One man’s music is another man’s noise – a derivation of Lucretius – “quod ali cibus est aliis fuat acre venenum.” Music and food maybe the required mix ahead of today’s trading in the US. Market moves on headlines about trade dominated overnight. Bloomberg reported Monday that more tariffs were being prepared if the Xi meetings at the G20 failed, then Fox reported that Trump predicted a “great deal” with China on trade and Asian shares rallied accordingly, helping the S&P 500 futures overnight, but the CNY trades over 6.97 – highest in over a decade – and the headline news battle over Xi/Trump meetings and more tariffs undermines European shares along with the usual suspects. Some will point to the unpleasant reality of the European data today as a key reason for the noise not becoming music – as EU GDP slips to 4-year lows while German flash HICP jumps to 2.5% – leaving the ECB little room to deviate from course and protect markets. The love-affair with central bankers has ended and with it the low volatility. This brings out all sorts of questions about what is the safe-haven and the USD continues to come out on top for now. The correlation of USD to S&P500 has been high with JPY the traditional focus but EM this year has also been part of the story. The fact that EM currencies are bouncing on China trade deal hopes and CNY is weaker with the EUR and JPY matters today and it makes watching the USD index and a break of 97 important for the 7.00 CNY risk and what that means to EM and to risk moods for tomorrow. Of course, watching the mess of screens and waiting for a signal will have more than its fair share of noise.

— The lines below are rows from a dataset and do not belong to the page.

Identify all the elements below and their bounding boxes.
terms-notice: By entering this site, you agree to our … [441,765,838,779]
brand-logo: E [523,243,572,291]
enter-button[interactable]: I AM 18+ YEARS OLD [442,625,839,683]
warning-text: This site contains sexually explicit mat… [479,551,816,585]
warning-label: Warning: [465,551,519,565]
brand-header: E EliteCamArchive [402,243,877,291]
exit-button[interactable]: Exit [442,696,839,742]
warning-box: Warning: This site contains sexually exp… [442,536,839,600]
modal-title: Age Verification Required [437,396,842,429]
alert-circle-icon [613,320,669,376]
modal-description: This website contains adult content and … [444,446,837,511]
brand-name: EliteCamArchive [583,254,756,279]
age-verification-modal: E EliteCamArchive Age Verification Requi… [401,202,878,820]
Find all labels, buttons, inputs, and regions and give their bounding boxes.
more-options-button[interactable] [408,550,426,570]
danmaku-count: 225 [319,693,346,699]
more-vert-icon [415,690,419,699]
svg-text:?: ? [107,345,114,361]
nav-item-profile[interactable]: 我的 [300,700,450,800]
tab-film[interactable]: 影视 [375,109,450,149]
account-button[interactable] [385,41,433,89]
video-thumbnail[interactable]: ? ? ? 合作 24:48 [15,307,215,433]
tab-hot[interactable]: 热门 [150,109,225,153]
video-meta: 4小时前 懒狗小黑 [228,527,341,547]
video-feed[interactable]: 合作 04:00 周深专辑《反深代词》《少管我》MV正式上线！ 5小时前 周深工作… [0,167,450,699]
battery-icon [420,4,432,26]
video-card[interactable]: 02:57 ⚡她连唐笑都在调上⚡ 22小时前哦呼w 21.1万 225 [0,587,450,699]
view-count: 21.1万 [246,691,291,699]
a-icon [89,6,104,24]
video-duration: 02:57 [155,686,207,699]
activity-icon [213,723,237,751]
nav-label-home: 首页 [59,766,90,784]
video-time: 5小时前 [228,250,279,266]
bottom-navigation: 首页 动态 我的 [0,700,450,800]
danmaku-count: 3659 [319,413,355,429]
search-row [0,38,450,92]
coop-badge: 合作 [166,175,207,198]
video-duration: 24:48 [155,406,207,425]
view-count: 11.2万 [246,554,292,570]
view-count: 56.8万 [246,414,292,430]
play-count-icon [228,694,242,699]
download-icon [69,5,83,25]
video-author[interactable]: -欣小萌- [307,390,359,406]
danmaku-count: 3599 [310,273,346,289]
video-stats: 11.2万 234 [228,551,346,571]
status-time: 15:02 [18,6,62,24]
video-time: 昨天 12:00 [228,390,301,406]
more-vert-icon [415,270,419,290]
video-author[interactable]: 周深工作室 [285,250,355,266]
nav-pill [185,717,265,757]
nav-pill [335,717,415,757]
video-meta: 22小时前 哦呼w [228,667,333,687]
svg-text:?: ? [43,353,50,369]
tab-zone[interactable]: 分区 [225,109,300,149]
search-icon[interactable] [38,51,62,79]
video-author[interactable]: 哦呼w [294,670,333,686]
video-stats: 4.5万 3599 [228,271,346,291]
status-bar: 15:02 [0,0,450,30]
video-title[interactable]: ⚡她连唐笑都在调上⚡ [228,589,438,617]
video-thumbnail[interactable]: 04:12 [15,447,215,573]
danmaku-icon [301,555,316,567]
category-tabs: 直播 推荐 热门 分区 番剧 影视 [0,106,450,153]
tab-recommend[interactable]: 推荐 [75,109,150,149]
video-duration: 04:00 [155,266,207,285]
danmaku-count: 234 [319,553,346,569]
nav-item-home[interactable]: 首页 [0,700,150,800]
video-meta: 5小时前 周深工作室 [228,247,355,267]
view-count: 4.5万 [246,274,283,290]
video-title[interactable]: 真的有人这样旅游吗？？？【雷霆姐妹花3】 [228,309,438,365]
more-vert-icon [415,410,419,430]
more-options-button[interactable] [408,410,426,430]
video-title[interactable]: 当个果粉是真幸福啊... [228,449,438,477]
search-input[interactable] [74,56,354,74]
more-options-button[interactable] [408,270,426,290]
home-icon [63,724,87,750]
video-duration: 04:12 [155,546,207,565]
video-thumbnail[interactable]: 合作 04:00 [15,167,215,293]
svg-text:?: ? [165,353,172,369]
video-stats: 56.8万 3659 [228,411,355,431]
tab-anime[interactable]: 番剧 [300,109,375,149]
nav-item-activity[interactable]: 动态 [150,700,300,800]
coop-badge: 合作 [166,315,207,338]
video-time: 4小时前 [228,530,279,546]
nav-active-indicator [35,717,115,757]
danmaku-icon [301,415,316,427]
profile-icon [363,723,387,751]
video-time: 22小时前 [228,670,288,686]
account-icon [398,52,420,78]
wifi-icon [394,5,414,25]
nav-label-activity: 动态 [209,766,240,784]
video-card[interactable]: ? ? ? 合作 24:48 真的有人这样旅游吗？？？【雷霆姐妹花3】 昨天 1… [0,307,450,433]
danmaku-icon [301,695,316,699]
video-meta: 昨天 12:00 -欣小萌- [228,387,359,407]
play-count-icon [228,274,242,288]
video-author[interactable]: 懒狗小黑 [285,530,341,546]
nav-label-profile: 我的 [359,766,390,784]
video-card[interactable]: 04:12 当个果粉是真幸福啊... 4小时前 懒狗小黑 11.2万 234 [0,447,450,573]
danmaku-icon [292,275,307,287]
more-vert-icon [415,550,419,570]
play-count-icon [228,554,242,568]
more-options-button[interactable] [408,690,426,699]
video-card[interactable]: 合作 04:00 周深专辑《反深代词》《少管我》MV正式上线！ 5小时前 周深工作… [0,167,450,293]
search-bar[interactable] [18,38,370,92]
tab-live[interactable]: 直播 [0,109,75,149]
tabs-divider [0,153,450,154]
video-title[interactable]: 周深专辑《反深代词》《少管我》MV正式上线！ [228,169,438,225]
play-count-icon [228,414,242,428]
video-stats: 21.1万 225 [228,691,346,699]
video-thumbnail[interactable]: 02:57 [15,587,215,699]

Question for the Day: Will time cure all ills? Markets look tired of selling equities but there are three charts that seem most interesting to consider ahead of the US ISM and jobs report later this week and given the month-end noise in stocks and bonds happening now. The GDP in the US 4Q is clearly lower than 3Q but the relative difference of US growth in 2018 against Europe matters. The higher CPI in Germany today also matters as it means the ECB will likely see a race to normalization of policy as necessary regardless of politics. The US markets have been playing a selling game starting with the noise of trading the open and close.
The value attribution of trading equities has changed and the fact that earnings just haven’t mattered this season seems hard to believe. Pressures over the mid-term elections and tariffs are blamed but that will change in November (particularly if G20 Xi/Trump meetings work).
The seasonality of trading risk matters and many see the rest of the year as already a foregone conclusion with the risk-on button ready to be pushed after the US jobs report.